Obviously things get more complicated once you consider non-circular orbits, but the end result is similar - you can't continuously hang out in Earth's path while moving slower than the Earth around the Sun without burning a stupendous amount of fuel.
> you are saying that is less feasible than making a missle out of an asteroid? I appreciate the explanation fr
I think it's more that I think that "making a missile" is likely to require less fuel since you only need to adjust the asteroid's orbit ~once (only need to get it on a collision course) instead of ~twice (get the asteroid on a near-collision course, then adjust it again for the "right" kind of collision).
I cant reply to your other comment - that is what I assumed you were saying but it does not make sense to me outside the process that naturally occurs - I'm assuming the suns gravity simply cant move objects of such different mass, at the same rate, and thereby the orbit and position changes accordingly?
The speed doesn't have to be much different - 366 days and earth will eventually hit asteroid - 364 days and it will eventually hit the earth.
Ahh, Im still having a hard time figuring out why that would take more energy - I'm going to be researching this all morning tomorrow.
> I'm assuming the suns gravity simply cant move objects of such different mass, at the same rate, and thereby the orbit and position changes accordingly?
Kind of?

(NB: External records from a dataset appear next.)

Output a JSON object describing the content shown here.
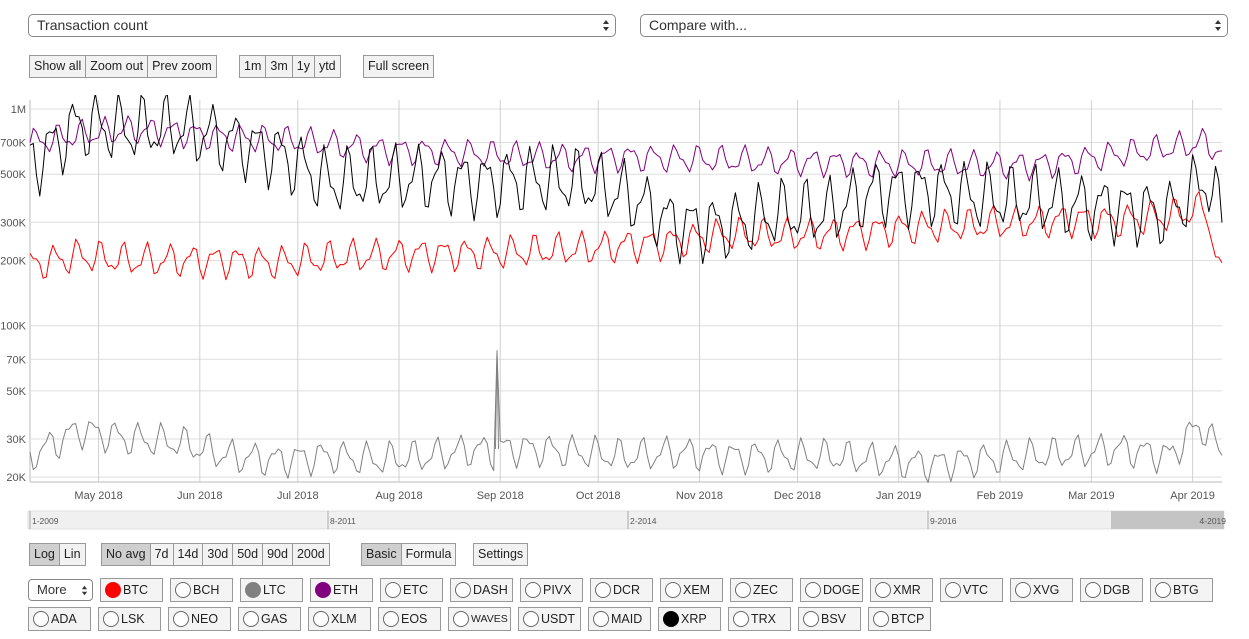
{
  "metric_select": {
    "value": "Transaction count"
  },
  "compare_select": {
    "placeholder": "Compare with..."
  },
  "zoom_buttons": [
    "Show all",
    "Zoom out",
    "Prev zoom"
  ],
  "range_buttons": [
    "1m",
    "3m",
    "1y",
    "ytd"
  ],
  "fullscreen_button": "Full screen",
  "scale_buttons": [
    "Log",
    "Lin"
  ],
  "avg_buttons": [
    "No avg",
    "7d",
    "14d",
    "30d",
    "50d",
    "90d",
    "200d"
  ],
  "mode_buttons": [
    "Basic",
    "Formula"
  ],
  "settings_button": "Settings",
  "more_select": "More",
  "coins_row1": [
    {
      "label": "BTC",
      "color": "#ff0000",
      "checked": true
    },
    {
      "label": "BCH",
      "color": "",
      "checked": false
    },
    {
      "label": "LTC",
      "color": "#808080",
      "checked": true
    },
    {
      "label": "ETH",
      "color": "#800080",
      "checked": true
    },
    {
      "label": "ETC",
      "color": "",
      "checked": false
    },
    {
      "label": "DASH",
      "color": "",
      "checked": false
    },
    {
      "label": "PIVX",
      "color": "",
      "checked": false
    },
    {
      "label": "DCR",
      "color": "",
      "checked": false
    },
    {
      "label": "XEM",
      "color": "",
      "checked": false
    },
    {
      "label": "ZEC",
      "color": "",
      "checked": false
    },
    {
      "label": "DOGE",
      "color": "",
      "checked": false
    },
    {
      "label": "XMR",
      "color": "",
      "checked": false
    },
    {
      "label": "VTC",
      "color": "",
      "checked": false
    },
    {
      "label": "XVG",
      "color": "",
      "checked": false
    },
    {
      "label": "DGB",
      "color": "",
      "checked": false
    },
    {
      "label": "BTG",
      "color": "",
      "checked": false
    }
  ],
  "coins_row2": [
    {
      "label": "ADA",
      "color": "",
      "checked": false
    },
    {
      "label": "LSK",
      "color": "",
      "checked": false
    },
    {
      "label": "NEO",
      "color": "",
      "checked": false
    },
    {
      "label": "GAS",
      "color": "",
      "checked": false
    },
    {
      "label": "XLM",
      "color": "",
      "checked": false
    },
    {
      "label": "EOS",
      "color": "",
      "checked": false
    },
    {
      "label": "WAVES",
      "color": "",
      "checked": false
    },
    {
      "label": "USDT",
      "color": "",
      "checked": false
    },
    {
      "label": "MAID",
      "color": "",
      "checked": false
    },
    {
      "label": "XRP",
      "color": "#000000",
      "checked": true
    },
    {
      "label": "TRX",
      "color": "",
      "checked": false
    },
    {
      "label": "BSV",
      "color": "",
      "checked": false
    },
    {
      "label": "BTCP",
      "color": "",
      "checked": false
    }
  ],
  "navigator_labels": [
    "1-2009",
    "8-2011",
    "2-2014",
    "9-2016",
    "4-2019"
  ],
  "chart_data": {
    "type": "line",
    "yscale": "log",
    "ylim": [
      19000,
      1100000
    ],
    "xlim": [
      "2018-04-10",
      "2019-04-10"
    ],
    "y_ticks": [
      {
        "value": 1000000,
        "label": "1M"
      },
      {
        "value": 700000,
        "label": "700K"
      },
      {
        "value": 500000,
        "label": "500K"
      },
      {
        "value": 300000,
        "label": "300K"
      },
      {
        "value": 200000,
        "label": "200K"
      },
      {
        "value": 100000,
        "label": "100K"
      },
      {
        "value": 70000,
        "label": "70K"
      },
      {
        "value": 50000,
        "label": "50K"
      },
      {
        "value": 30000,
        "label": "30K"
      },
      {
        "value": 20000,
        "label": "20K"
      }
    ],
    "x_ticks": [
      {
        "date": "2018-05-01",
        "label": "May 2018"
      },
      {
        "date": "2018-06-01",
        "label": "Jun 2018"
      },
      {
        "date": "2018-07-01",
        "label": "Jul 2018"
      },
      {
        "date": "2018-08-01",
        "label": "Aug 2018"
      },
      {
        "date": "2018-09-01",
        "label": "Sep 2018"
      },
      {
        "date": "2018-10-01",
        "label": "Oct 2018"
      },
      {
        "date": "2018-11-01",
        "label": "Nov 2018"
      },
      {
        "date": "2018-12-01",
        "label": "Dec 2018"
      },
      {
        "date": "2019-01-01",
        "label": "Jan 2019"
      },
      {
        "date": "2019-02-01",
        "label": "Feb 2019"
      },
      {
        "date": "2019-03-01",
        "label": "Mar 2019"
      },
      {
        "date": "2019-04-01",
        "label": "Apr 2019"
      }
    ],
    "series": [
      {
        "name": "ETH",
        "color": "#800080",
        "dates": [
          "2018-04-10",
          "2018-04-25",
          "2018-05-10",
          "2018-05-25",
          "2018-06-10",
          "2018-06-25",
          "2018-07-10",
          "2018-07-25",
          "2018-08-10",
          "2018-08-25",
          "2018-09-10",
          "2018-09-25",
          "2018-10-10",
          "2018-10-25",
          "2018-11-10",
          "2018-11-25",
          "2018-12-10",
          "2018-12-25",
          "2019-01-10",
          "2019-01-25",
          "2019-02-10",
          "2019-02-25",
          "2019-03-10",
          "2019-03-25",
          "2019-04-05",
          "2019-04-10"
        ],
        "values": [
          700000,
          760000,
          800000,
          780000,
          740000,
          720000,
          690000,
          650000,
          640000,
          620000,
          600000,
          590000,
          600000,
          590000,
          580000,
          570000,
          570000,
          560000,
          560000,
          550000,
          550000,
          580000,
          620000,
          660000,
          700000,
          620000
        ]
      },
      {
        "name": "BTC",
        "color": "#ff0000",
        "dates": [
          "2018-04-10",
          "2018-04-25",
          "2018-05-10",
          "2018-05-25",
          "2018-06-10",
          "2018-06-25",
          "2018-07-10",
          "2018-07-25",
          "2018-08-10",
          "2018-08-25",
          "2018-09-10",
          "2018-09-25",
          "2018-10-10",
          "2018-10-25",
          "2018-11-10",
          "2018-11-25",
          "2018-12-10",
          "2018-12-25",
          "2019-01-10",
          "2019-01-25",
          "2019-02-10",
          "2019-02-25",
          "2019-03-10",
          "2019-03-25",
          "2019-04-05",
          "2019-04-10"
        ],
        "values": [
          190000,
          210000,
          200000,
          200000,
          200000,
          195000,
          205000,
          210000,
          215000,
          215000,
          220000,
          225000,
          235000,
          245000,
          265000,
          260000,
          265000,
          275000,
          285000,
          290000,
          300000,
          310000,
          305000,
          320000,
          350000,
          160000
        ]
      },
      {
        "name": "XRP",
        "color": "#000000",
        "dates": [
          "2018-04-10",
          "2018-04-25",
          "2018-05-10",
          "2018-05-25",
          "2018-06-10",
          "2018-06-25",
          "2018-07-10",
          "2018-07-25",
          "2018-08-10",
          "2018-08-25",
          "2018-09-10",
          "2018-09-25",
          "2018-10-10",
          "2018-10-25",
          "2018-11-10",
          "2018-11-25",
          "2018-12-10",
          "2018-12-25",
          "2019-01-10",
          "2019-01-25",
          "2019-02-10",
          "2019-02-25",
          "2019-03-10",
          "2019-03-25",
          "2019-04-05",
          "2019-04-10"
        ],
        "values": [
          550000,
          850000,
          800000,
          820000,
          720000,
          620000,
          460000,
          470000,
          480000,
          460000,
          470000,
          460000,
          400000,
          290000,
          290000,
          330000,
          330000,
          420000,
          420000,
          390000,
          380000,
          360000,
          350000,
          330000,
          480000,
          320000
        ]
      },
      {
        "name": "LTC",
        "color": "#808080",
        "dates": [
          "2018-04-10",
          "2018-04-25",
          "2018-05-10",
          "2018-05-25",
          "2018-06-10",
          "2018-06-25",
          "2018-07-10",
          "2018-07-25",
          "2018-08-10",
          "2018-08-25",
          "2018-08-30",
          "2018-08-31",
          "2018-09-01",
          "2018-09-10",
          "2018-09-25",
          "2018-10-10",
          "2018-10-25",
          "2018-11-10",
          "2018-11-25",
          "2018-12-10",
          "2018-12-25",
          "2019-01-10",
          "2019-01-25",
          "2019-02-10",
          "2019-02-25",
          "2019-03-10",
          "2019-03-25",
          "2019-04-03",
          "2019-04-10"
        ],
        "values": [
          25000,
          33000,
          30000,
          29000,
          25000,
          24000,
          25000,
          24000,
          25000,
          27000,
          26000,
          77000,
          27000,
          27000,
          26000,
          25000,
          26000,
          25000,
          25000,
          25000,
          24000,
          23000,
          24000,
          25000,
          26000,
          27000,
          25000,
          35000,
          26000
        ]
      }
    ]
  }
}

An object moving in a circular motion at a constant speed must have an acceleration towards the center of the circle of (velocity^2)/(radius). This means that two objects in the same circular orbit moving at different speeds must be experiencing different accelerations towards the center of the circle.
In the simplified case of orbits around the Sun, that acceleration towards the center of the orbit is due to the Sun's gravity. However, gravity accelerates everything at a given distance at the same rate. As a result, you can't have two objects solely influenced by the Sun's gravity that orbit around the Sun with the same orbital shape but moving at different speeds. You'd need something in addition to the Sun's gravity to pull that off.
> The speed doesn't have to be much different - 366 days and earth will eventually hit asteroid - 364 days and it will eventually hit the earth.
Sure. When I said slightly-larger-than-Earth-sized orbit, I really meant it. Kepler's third law of planetary motion states (approximately) that (orbital period)^2 is proportional to (radius)^3. Assuming I did my math correctly, if your orbital period goes from 365 to 366 days your orbital radius gets ~0.18% larger, which is roughly 274000 km increase over the radius of Earth's orbit. That would fit inside the Moon's orbit (~385000 km from the Earth)!
> Ahh, Im still having a hard time figuring out why that would take more energy
At least the way I was thinking, the short answer is that one alteration to an orbit is likely to be cheaper than two, especially if you aren't particularly concerned in what manner the asteroid eventually collides with Earth.
> There's a reason that "Rods from God" didn't pan out, and it has to do with orbital dynamics. Neither Bezos nor Musk can do it, because it actually doesn't work.
But dropping rods from an orbiting platform makes no sense. There's a reason that "Rods from God" didn't pan out, and it has to do with orbital dynamics. Neither Bezos nor Musk can do it, because it actually doesn't work.